House Lannister are the richest, proudest, and fair to say, most arrogant noble family in Westeros. Led by Tywin Lannister (Charles Dance – although he doesn’t appear in the 2 episodes i’ve seen), their attitude lives up to their motto – Hear Me Roar! Tywin’s family consists of Cersei, wife of King Robert Baratheon, her twin brother Jaime, with whom she shares a… close… relationship… And their younger brother Tyrion, also know as ‘The Imp’, due to his diminutive stature.
House Targaryen was all but decimated during Robert’s rebellion leaving pretty much only Aerys’s children – the callous Prince Viserys (Harry Lloyd) and Princess Daenerys (Emilia Clarke) – who escaped into exile across the sea. In an attempt to raise an army and take back Westeros, Viserys has forced Daenerys to marry the Dothraki warlord Khal Drogo (Jason Momoa). In return, Drogo is supposed to supply Viserys with a Dothraki hoard to take back ‘his’ land.
Game Of Thrones Episodes 1 & 2 Review
If you’ve seen trailers for Game Of Thrones, and are thinking ‘that looks a bit Lord of the Rings’, you really couldn’t be further from the truth. Game Of Thrones is described as a tale of family, betrayal, lust and greed – not all of those being mutually exclusive, and a lot of it shown on-screen in true-to-form, HBO, lusty and gory detail. Middle Earth this really is not!

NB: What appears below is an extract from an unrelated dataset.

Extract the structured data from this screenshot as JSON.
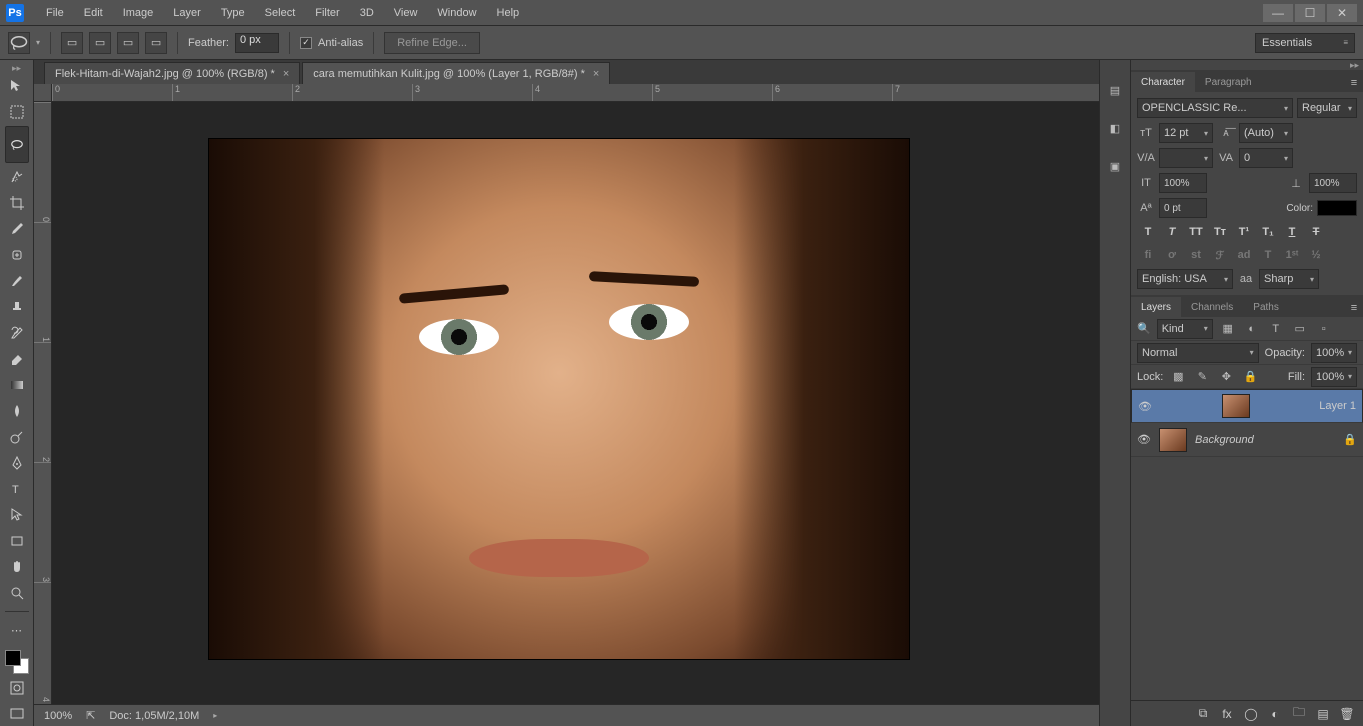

“If your thinking this looks a bit Lord of the Ring, you couldn’t be further from the truth. Middle Earth this really is not.”
The opening episode “Winter is Coming”, is a superb introduction to the series. Given the need to highlight quite a large number of key characters, they manage to show you enough to give you a flavour of each personality and key traits, without overwhelming the viewer with masses of back story. There are, what could have been, a bewildering array of plot strands set up in episode 1, but the shows creators Dan Weiss and David Benioff have managed to introduce the various Machiavellian machinations in such a fashion that it doesn’t grind to a halt under the weight, and keeps the viewer gripped to the story.

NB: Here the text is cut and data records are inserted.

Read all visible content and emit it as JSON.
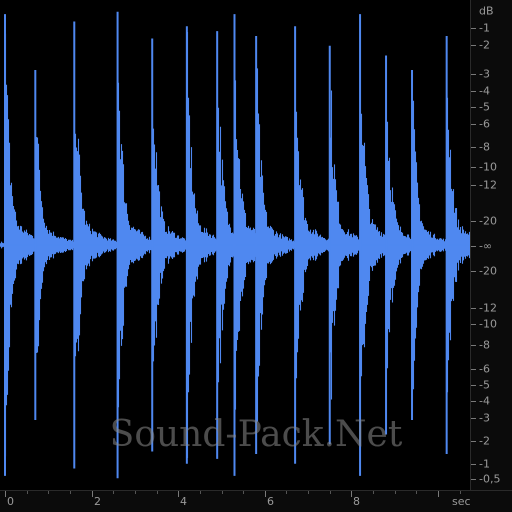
{
  "colors": {
    "background": "#000000",
    "waveform": "#4f88f0",
    "scale_text": "#9a9a9a",
    "axis_bg": "#0b0b0b"
  },
  "db_scale": {
    "unit": "dB",
    "labels": [
      "-1",
      "-2",
      "-3",
      "-4",
      "-5",
      "-6",
      "-8",
      "-10",
      "-12",
      "-20",
      "-∞",
      "-20",
      "-12",
      "-10",
      "-8",
      "-6",
      "-5",
      "-4",
      "-3",
      "-2",
      "-1",
      "-0,5"
    ]
  },
  "time_axis": {
    "unit": "sec",
    "labels": [
      "0",
      "2",
      "4",
      "6",
      "8"
    ]
  },
  "waveform": {
    "hit_times_sec": [
      0.0,
      0.7,
      1.6,
      2.6,
      3.4,
      4.2,
      4.9,
      5.3,
      5.8,
      6.7,
      7.5,
      8.2,
      8.8,
      9.4,
      10.2
    ],
    "hit_levels": [
      0.95,
      0.72,
      0.92,
      0.96,
      0.85,
      0.9,
      0.88,
      0.95,
      0.86,
      0.9,
      0.82,
      0.95,
      0.78,
      0.72,
      0.86
    ],
    "duration_sec": 10.9
  },
  "watermark": {
    "text": "Sound-Pack.Net"
  }
}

The casting of the show is superb. Not only from the experienced hands, such as Sean Bean, Mark Addy and Lena Headey, but also the large number of younger actors and relative unknowns taking up the roles as various family members. The one real stand out role for me though was Peter Dinklage as Tyrion. He may be seen as the drinking, womanizing, diminutive younger sibling of the Lannister family, but what he lacks in size, he makes up for in mind, with an appetite for books as large as his appetite for booze and the ladies.

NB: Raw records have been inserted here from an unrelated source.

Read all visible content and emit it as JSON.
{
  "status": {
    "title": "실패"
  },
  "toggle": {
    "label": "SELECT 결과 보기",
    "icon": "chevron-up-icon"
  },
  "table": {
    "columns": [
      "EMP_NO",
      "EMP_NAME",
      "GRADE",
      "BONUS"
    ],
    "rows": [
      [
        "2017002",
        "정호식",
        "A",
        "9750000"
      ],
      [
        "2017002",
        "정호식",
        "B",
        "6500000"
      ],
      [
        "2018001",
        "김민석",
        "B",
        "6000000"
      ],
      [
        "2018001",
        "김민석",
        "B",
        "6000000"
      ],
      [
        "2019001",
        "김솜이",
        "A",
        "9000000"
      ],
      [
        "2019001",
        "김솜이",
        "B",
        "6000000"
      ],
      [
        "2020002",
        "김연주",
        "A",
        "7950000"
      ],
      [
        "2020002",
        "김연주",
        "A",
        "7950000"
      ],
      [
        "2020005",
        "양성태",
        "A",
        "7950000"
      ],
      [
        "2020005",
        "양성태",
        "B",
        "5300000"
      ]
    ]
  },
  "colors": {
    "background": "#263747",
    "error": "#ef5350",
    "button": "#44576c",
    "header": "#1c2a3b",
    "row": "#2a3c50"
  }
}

One of the things that really struck me was the lack of obvious CGI in the show. As a large scale fantasy drama, you’d rather expect some form over over the top effects at some point, but any CGI that did appear was subtlety inserted, so much so that you’d barely notice, which is a wonderful thing.
From the creepy and rather disturbing opening of the 1st episode, which sets the wonderfully dark tone of the series, Game of Thrones is a gripping and captivating show, that i’m really looking forward to seeing more of in the coming weeks. In true HBO style it’s not for the faint of heart, but those of you that do decide to visit Westeros will be very glad you did.